- Born: Oluwatosin Michael Eniolorunda Lagos, Lagos State, Nigeria
- Education: Obafemi Awolowo University, Lagos Business School
- Occupation: Engineer

= Tosin Eniolorunda =

Nigerian entrepreneur and engineer (born 1985)

Tosin Eniolorunda (born Oluwatosin Michael Eniolorunda; September 1985) is a Nigerian software engineer and entrepreneur who co-founded and is the CEO of the Nigerian fintech bank, Moniepoint Inc. He began his early career with Interswitch as a software engineer before starting TeamApt in 2015.

==Early life and education==
Eniolorunda was born in Lagos, Nigeria, to Rotimi, an engineering contractor, and Ajoke Eniolorunda, a teacher. He is from Ose local government, Ondo State, but spent his early life in Ibadan, Oyo State. He is the first of three children.

Eniolorunda attended the University of Ibadan Staff School from 1990 to 1995, and then the Command Day School, Odogbo Ibadan, where he received his secondary school education from 1995 to 2001. He was a member of the Junior Engineers, Technicians and Scientists Club there.

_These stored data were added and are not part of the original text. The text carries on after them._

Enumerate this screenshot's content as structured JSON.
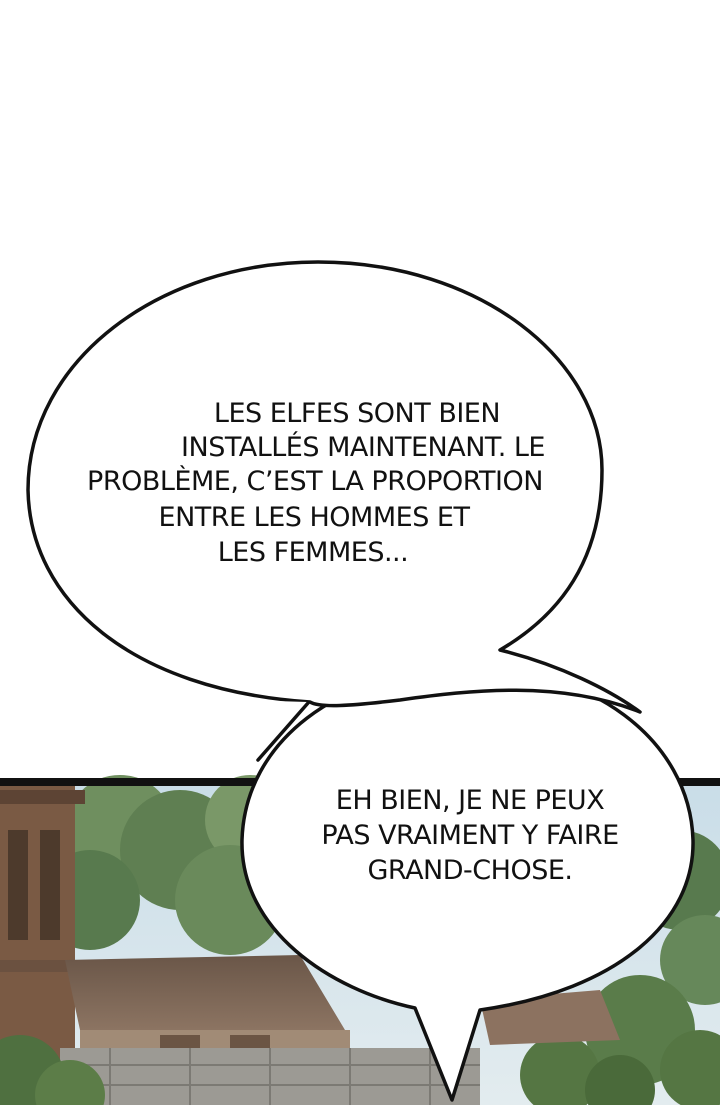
{
  "panel": {
    "background_top": "#ffffff",
    "border_color": "#111111",
    "speech_bubbles": [
      {
        "lines": [
          "LES ELFES SONT BIEN",
          "INSTALLÉS MAINTENANT. LE",
          "PROBLÈME, C’EST LA PROPORTION",
          "ENTRE LES HOMMES ET",
          "LES FEMMES..."
        ]
      },
      {
        "lines": [
          "EH BIEN, JE NE PEUX",
          "PAS VRAIMENT Y FAIRE",
          "GRAND-CHOSE."
        ]
      }
    ]
  }
}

He was admitted to Obafemi Awolowo University in 2002, and graduated with a B.Sc. in Mechanical Engineering in 2007.

== Career ==

Eniolorunda joined Interswitch as a software engineer in 2009. At Interswitch, he worked as a senior software manager, unit head of application development, and product manager.

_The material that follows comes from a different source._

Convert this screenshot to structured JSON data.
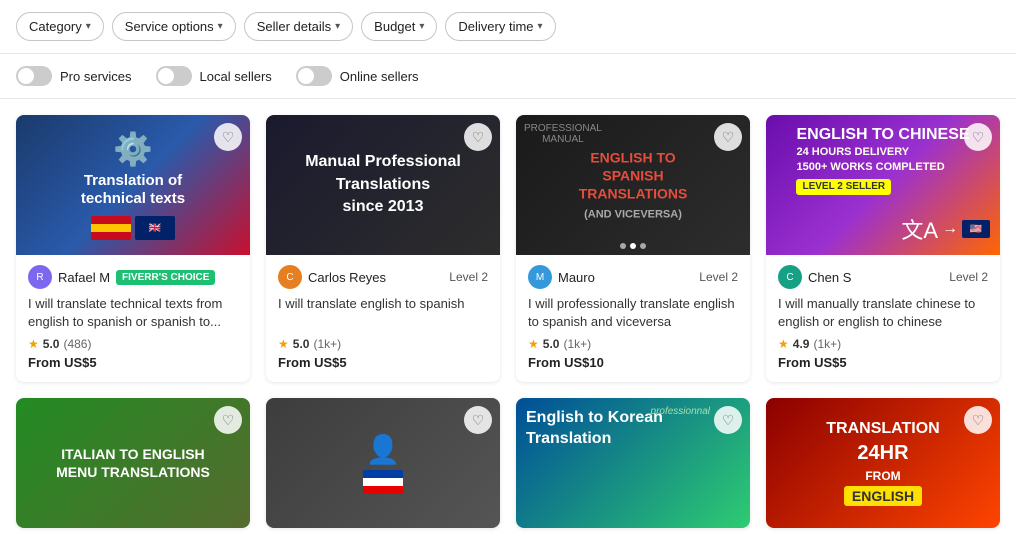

In 2015, Eniolorunda left his role at Interswitch and started TeamApt with Felix Ike, which later rebranded to Moniepoint Inc, a financial technology company that provides business payments and banking solutions. He initially bootstrapped the company with his personal funds.

== Recognition ==
On June 25, 2021, Endeavor announced Eniolorunda and his co-founder at Moniepoint, Felix Ike, as Endeavor Entrepreneurs.

Eniolorunda appeared also on the cover of the August–September edition of Forbes Africa magazine in 2021.

In 2022, he was listed among the 100 most influential Africans by New African magazine.